ABB’s Spiesshofer was left to explain on Tuesday how he is navigating the shareholder divide. He characterized conversations with Cevian and Investor early in the day as “friendly and open,” although he declined to give any details.

Long Journey

“A couple of weeks ago, I spent three hours in the evening with Christer Gardell. I spoke to him this morning,” the CEO said. The period of consultations on the division was “a long journey, and the answer today is very clear: ABB will retain this business.”

Cevian’s shareholder activism at ABB is typical of a strategy it has carried out at other European industrial companies in a bid to create value by separating disparate units. Cevian’s influence at Finland’s Metso Oyj and Germany’s Bilfinger SE led to both companies splitting into parts. With a 6 percent stake in ABB, Cevian would need support from other large shareholders to be able to push through its plans. It currently isn’t represented on the board.

For more on Cevian’s investment strategy in Europe, click here

Cevian found support for a breakup from shareholder Artisan Partners Ltd., with Managing Director David Samra saying ABB’s current structure lacks focus, according to an interview in Swedish newspaper Dagens Industri.

Portfolio Pruning

The power grids unit, which sells equipment to utilities, will have two new partnerships in offshore wind and electrical substations, which will help increase its margin target to as much as 14 percent, ABB said, adding that it will continue with active portfolio management which includes “strategic additions” and “pruning non-core businesses.”

The engineering company also said it will consolidate all of its brands around the world under one umbrella, a transition that will take two years, as well as adjusting the make up of some of its divisions and renaming some of them.

“Structural improvements are highly significant,” Morgan Stanley analyst Ben Uglow wrote in a note to investors in which he called the debate over power grids a side show. “Longer-term shareholders should generally be encouraged.”

In a one-page document outlining its stance, Cevian has said ABB post-split would be worth 35 francs a share and the operation would “enhance focus, reduce overhead costs, and create a more nimble, pure-play company.” The weak operational performance of ABB and power grids over the last eight years has shown “the costs of complexity are too high,” it said. On Tuesday, Gardell said the board and management team “will be held accountable for realizing” the 35 franc a share value.

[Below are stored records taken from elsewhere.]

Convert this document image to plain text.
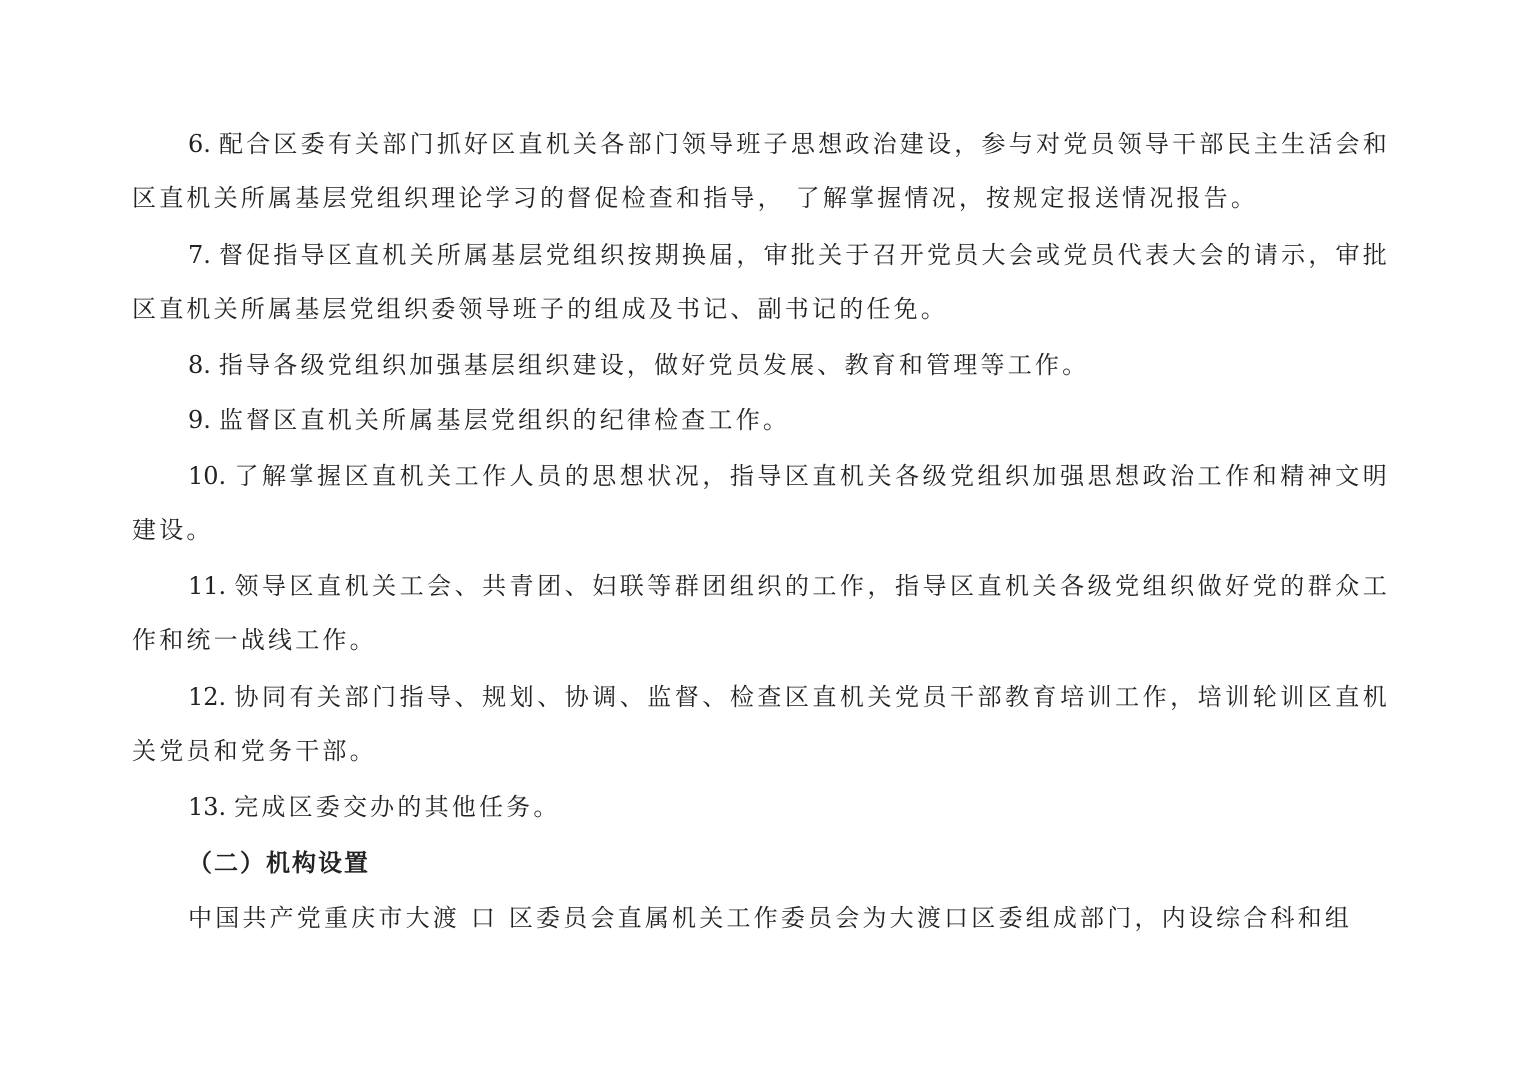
6. 配合区委有关部门抓好区直机关各部门领导班子思想政治建设，参与对党员领导干部民主生活会和区直机关所属基层党组织理论学习的督促检查和指导， 了解掌握情况，按规定报送情况报告。

7. 督促指导区直机关所属基层党组织按期换届，审批关于召开党员大会或党员代表大会的请示，审批区直机关所属基层党组织委领导班子的组成及书记、副书记的任免。

8. 指导各级党组织加强基层组织建设，做好党员发展、教育和管理等工作。

9. 监督区直机关所属基层党组织的纪律检查工作。

10. 了解掌握区直机关工作人员的思想状况，指导区直机关各级党组织加强思想政治工作和精神文明建设。

11. 领导区直机关工会、共青团、妇联等群团组织的工作，指导区直机关各级党组织做好党的群众工作和统一战线工作。

12. 协同有关部门指导、规划、协调、监督、检查区直机关党员干部教育培训工作，培训轮训区直机关党员和党务干部。

13. 完成区委交办的其他任务。

（二）机构设置

中国共产党重庆市大渡 口 区委员会直属机关工作委员会为大渡口区委组成部门，内设综合科和组
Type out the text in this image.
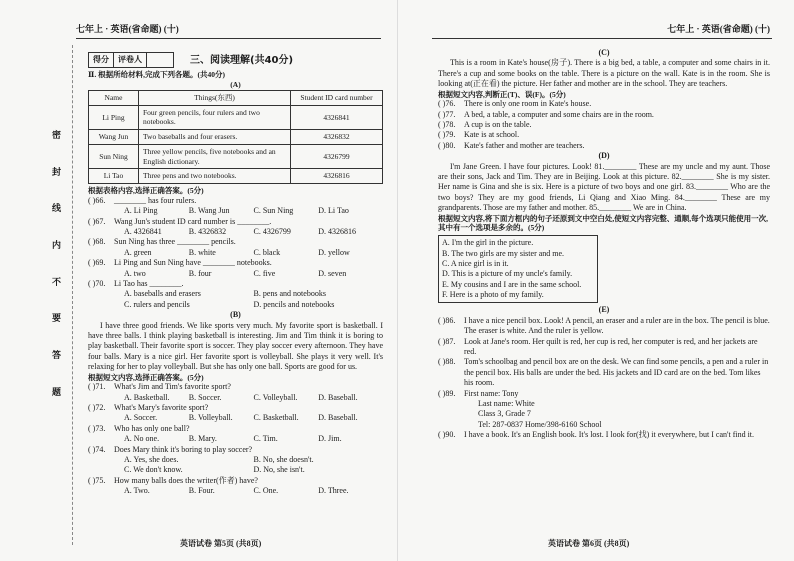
七年上 · 英语(省命题) (十)
密
封
线
内
不
要
答
题
得分	评卷人	三、阅读理解(共40分)
Ⅱ. 根据所给材料,完成下列各题。(共40分)
(A)
Name	Things(东西)	Student ID card number
Li Ping	Four green pencils, four rulers and two notebooks.	4326841
Wang Jun	Two baseballs and four erasers.	4326832
Sun Ning	Three yellow pencils, five notebooks and an English dictionary.	4326799
Li Tao	Three pens and two notebooks.	4326816
根据表格内容,选择正确答案。(5分)
( )66.	________ has four rulers.
A. Li Ping	B. Wang Jun	C. Sun Ning	D. Li Tao
( )67.	Wang Jun's student ID card number is ________.
A. 4326841	B. 4326832	C. 4326799	D. 4326816
( )68.	Sun Ning has three ________ pencils.
A. green	B. white	C. black	D. yellow
( )69.	Li Ping and Sun Ning have ________ notebooks.
A. two	B. four	C. five	D. seven
( )70.	Li Tao has ________.
A. baseballs and erasers	B. pens and notebooks
C. rulers and pencils	D. pencils and notebooks
(B)
I have three good friends. We like sports very much. My favorite sport is basketball. I have three balls. I think playing basketball is interesting. Jim and Tim think it is boring to play basketball. Their favorite sport is soccer. They play soccer every afternoon. They have four balls. Mary is a nice girl. Her favorite sport is volleyball. She plays it very well. It's relaxing for her to play volleyball. But she has only one ball. Sports are good for us.
根据短文内容,选择正确答案。(5分)
( )71.	What's Jim and Tim's favorite sport?
A. Basketball.	B. Soccer.	C. Volleyball.	D. Baseball.
( )72.	What's Mary's favorite sport?
A. Soccer.	B. Volleyball.	C. Basketball.	D. Baseball.
( )73.	Who has only one ball?
A. No one.	B. Mary.	C. Tim.	D. Jim.
( )74.	Does Mary think it's boring to play soccer?
A. Yes, she does.	B. No, she doesn't.
C. We don't know.	D. No, she isn't.
( )75.	How many balls does the writer(作者) have?
A. Two.	B. Four.	C. One.	D. Three.
英语试卷 第5页 (共8页)
七年上 · 英语(省命题) (十)
(C)
This is a room in Kate's house(房子). There is a big bed, a table, a computer and some chairs in it. There's a cup and some books on the table. There is a picture on the wall. Kate is in the room. She is looking at(正在看) the picture. Her father and mother are in the school. They are teachers.
根据短文内容,判断正(T)、误(F)。(5分)
( )76.	There is only one room in Kate's house.
( )77.	A bed, a table, a computer and some chairs are in the room.
( )78.	A cup is on the table.
( )79.	Kate is at school.
( )80.	Kate's father and mother are teachers.
(D)
I'm Jane Green. I have four pictures. Look! 81.________ These are my uncle and my aunt. Those are their sons, Jack and Tim. They are in Beijing. Look at this picture. 82.________ She is my sister. Her name is Gina and she is six. Here is a picture of two boys and one girl. 83.________ Who are the two boys? They are my good friends, Li Qiang and Xiao Ming. 84.________ These are my grandparents. Those are my father and mother. 85.________ We are in China.
根据短文内容,将下面方框内的句子还原到文中空白处,使短文内容完整、通顺,每个选项只能使用一次,其中有一个选项是多余的。(5分)
A. I'm the girl in the picture.
B. The two girls are my sister and me.
C. A nice girl is in it.
D. This is a picture of my uncle's family.
E. My cousins and I are in the same school.
F. Here is a photo of my family.
(E)
( )86.	I have a nice pencil box. Look! A pencil, an eraser and a ruler are in the box. The pencil is blue. The eraser is white. And the ruler is yellow.
( )87.	Look at Jane's room. Her quilt is red, her cup is red, her computer is red, and her jackets are red.
( )88.	Tom's schoolbag and pencil box are on the desk. We can find some pencils, a pen and a ruler in the pencil box. His balls are under the bed. His jackets and ID card are on the bed. Tom likes his room.
( )89.	First name: Tony
Last name: White
Class 3, Grade 7
Tel: 287-0837 Home/398-6160 School
( )90.	I have a book. It's an English book. It's lost. I look for(找) it everywhere, but I can't find it.
英语试卷 第6页 (共8页)
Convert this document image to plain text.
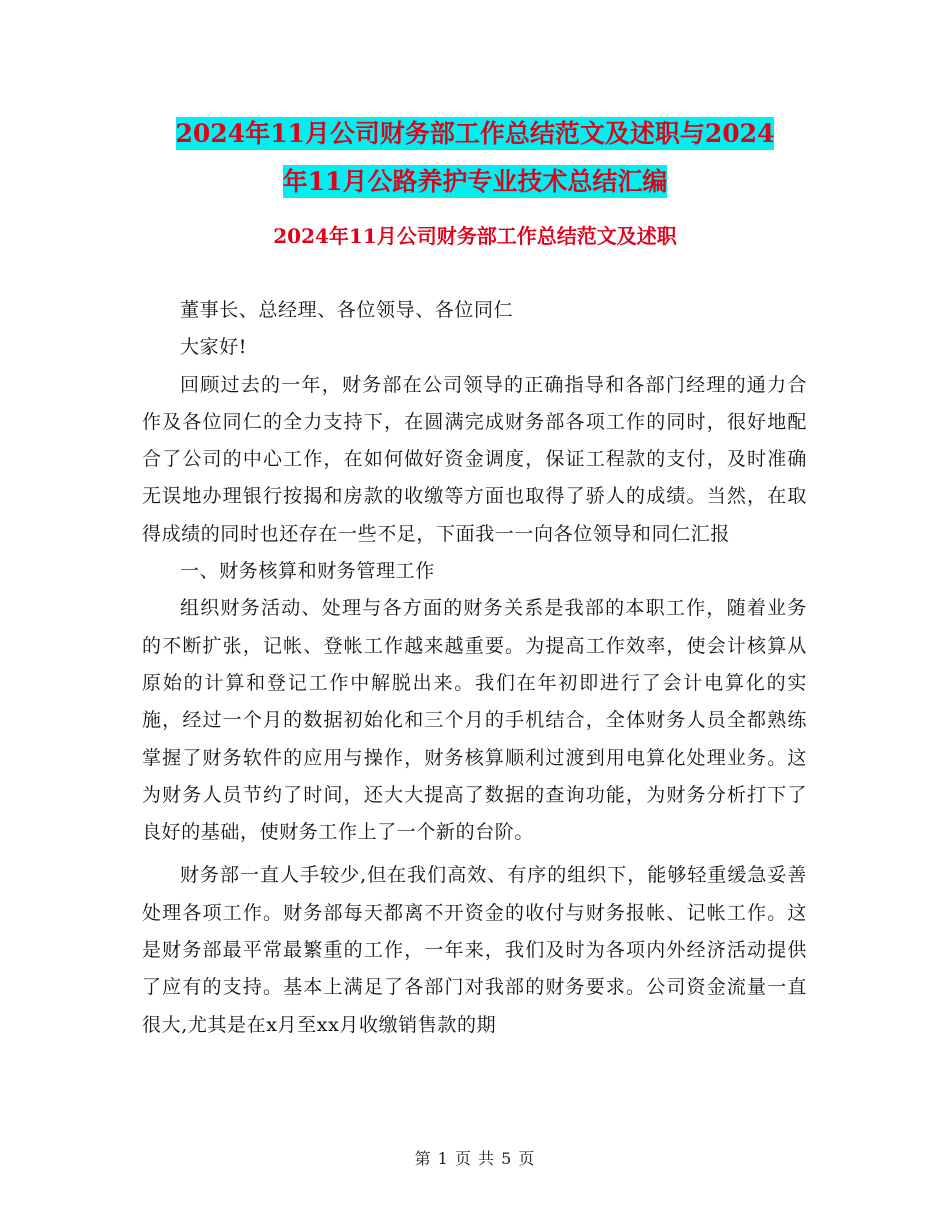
2024年11月公司财务部工作总结范文及述职与2024
年11月公路养护专业技术总结汇编
2024年11月公司财务部工作总结范文及述职

董事长、总经理、各位领导、各位同仁

大家好!

回顾过去的一年，财务部在公司领导的正确指导和各部门经理的通力合作及各位同仁的全力支持下，在圆满完成财务部各项工作的同时，很好地配合了公司的中心工作，在如何做好资金调度，保证工程款的支付，及时准确无误地办理银行按揭和房款的收缴等方面也取得了骄人的成绩。当然，在取得成绩的同时也还存在一些不足，下面我一一向各位领导和同仁汇报

一、财务核算和财务管理工作

组织财务活动、处理与各方面的财务关系是我部的本职工作，随着业务的不断扩张，记帐、登帐工作越来越重要。为提高工作效率，使会计核算从原始的计算和登记工作中解脱出来。我们在年初即进行了会计电算化的实施，经过一个月的数据初始化和三个月的手机结合，全体财务人员全都熟练掌握了财务软件的应用与操作，财务核算顺利过渡到用电算化处理业务。这为财务人员节约了时间，还大大提高了数据的查询功能，为财务分析打下了良好的基础，使财务工作上了一个新的台阶。

财务部一直人手较少,但在我们高效、有序的组织下，能够轻重缓急妥善处理各项工作。财务部每天都离不开资金的收付与财务报帐、记帐工作。这是财务部最平常最繁重的工作，一年来，我们及时为各项内外经济活动提供了应有的支持。基本上满足了各部门对我部的财务要求。公司资金流量一直很大,尤其是在x月至xx月收缴销售款的期

第 1 页 共 5 页
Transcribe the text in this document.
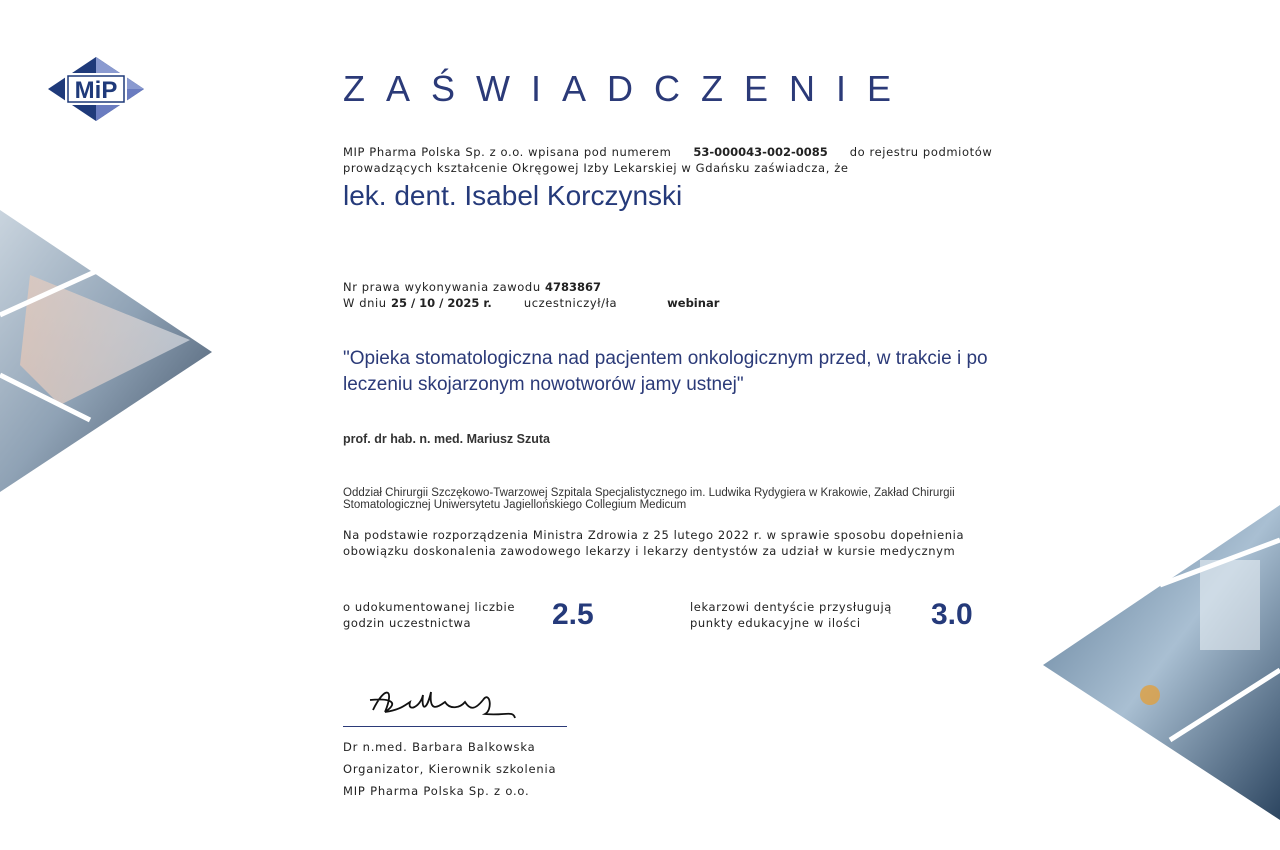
MiP	ZAŚWIADCZENIE
MIP Pharma Polska Sp. z o.o. wpisana pod numerem 53-000043-002-0085 do rejestru podmiotów
prowadzących kształcenie Okręgowej Izby Lekarskiej w Gdańsku zaświadcza, że
lek. dent. Isabel Korczynski
Nr prawa wykonywania zawodu 4783867
W dniu 25 / 10 / 2025 r.	uczestniczył/ła	webinar
"Opieka stomatologiczna nad pacjentem onkologicznym przed, w trakcie i po leczeniu skojarzonym nowotworów jamy ustnej"
prof. dr hab. n. med. Mariusz Szuta
Oddział Chirurgii Szczękowo-Twarzowej Szpitala Specjalistycznego im. Ludwika Rydygiera w Krakowie, Zakład Chirurgii Stomatologicznej Uniwersytetu Jagiellońskiego Collegium Medicum
Na podstawie rozporządzenia Ministra Zdrowia z 25 lutego 2022 r. w sprawie sposobu dopełnienia
obowiązku doskonalenia zawodowego lekarzy i lekarzy dentystów za udział w kursie medycznym
o udokumentowanej liczbie
godzin uczestnictwa	2.5	lekarzowi dentyście przysługują
punkty edukacyjne w ilości	3.0
Dr n.med. Barbara Balkowska
Organizator, Kierownik szkolenia
MIP Pharma Polska Sp. z o.o.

In response, Spiesshofer said Tuesday a value of 35 francs a share is “a target that is acceptable” and reachable at the company’s own pace.

Power grids was created as a unit at the start of this year but pro-forma figures for 2015 show it was the least profitable of ABB’s four divisions with operational earnings before interest, taxes and amortization making up 7.5 percent of sales. Under the plan unveiled Tuesday for the division, ABB raised its margin target 200 basis points to between 10 percent and 14 percent, effective 2018. ABB said it was reaffirming all its other financial targets with the company as a whole seeking a margin in the range of 11 percent to 16 percent.

ABB’s chances of hitting the upper side of a group margin target have improved, the CEO said.

ABB also struck a deal with Microsoft Corp. to shore up its capabilities in the so-called industrial internet market. The companies have previously worked together in areas such as robotics, power grids, and e-vehicle charging.